February 4th, 2015 by Capurro, M., Shi, W., Izumikawa, T., Filmus, J.

Glypican-3 (GPC3) is one of the six members of the mammalian glypican family. We have previously reported that GPC3 inhibits Hedgehog (Hh) signaling by competing with Patched (Ptc) for Hh binding. We also showed that GPC3 binds with high affinity to Hh through its core protein, but that it does not interact with Ptc.
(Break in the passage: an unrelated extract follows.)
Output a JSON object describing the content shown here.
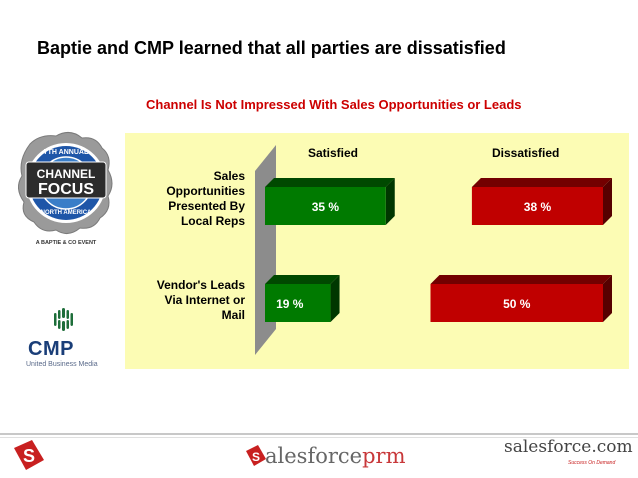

Several members of the glypican family, including GPC3, are subjected to an endoproteolytic cleavage by the furin-like convertase family of endoproteases. Surprisingly, however, we have found that a mutant GPC3 that cannot be processed by convertases is as potent as wild-type GPC3 in stimulating Wnt activity in HCC cell lines and 293T cells, and in promoting HCC growth. In this study we show that processing by convertases is essential for GPC3-induced inhibition of Hh signaling. Moreover, we show that a convertase-resistant GPC3 stimulates Hh signaling by increasing the binding of this growth factor to Ptc. Consistent with this, we show that the convertase-resistant mutant binds to both Hh and Ptc through its heparan sulfate (HS) chains. Unexpectedly, we found that the mutant core protein does not bind to Hh. We also report that the convertase-resistant mutant GPC3 carries HS chains with a significantly higher degree of sulfation than those of wild-type GPC3. We propose that the structural changes generated by the lack of cleavage determine a change in the sulfation of the HS chains, and that these hypersulfated chains mediate the interaction of the mutant GPC3 with Ptc.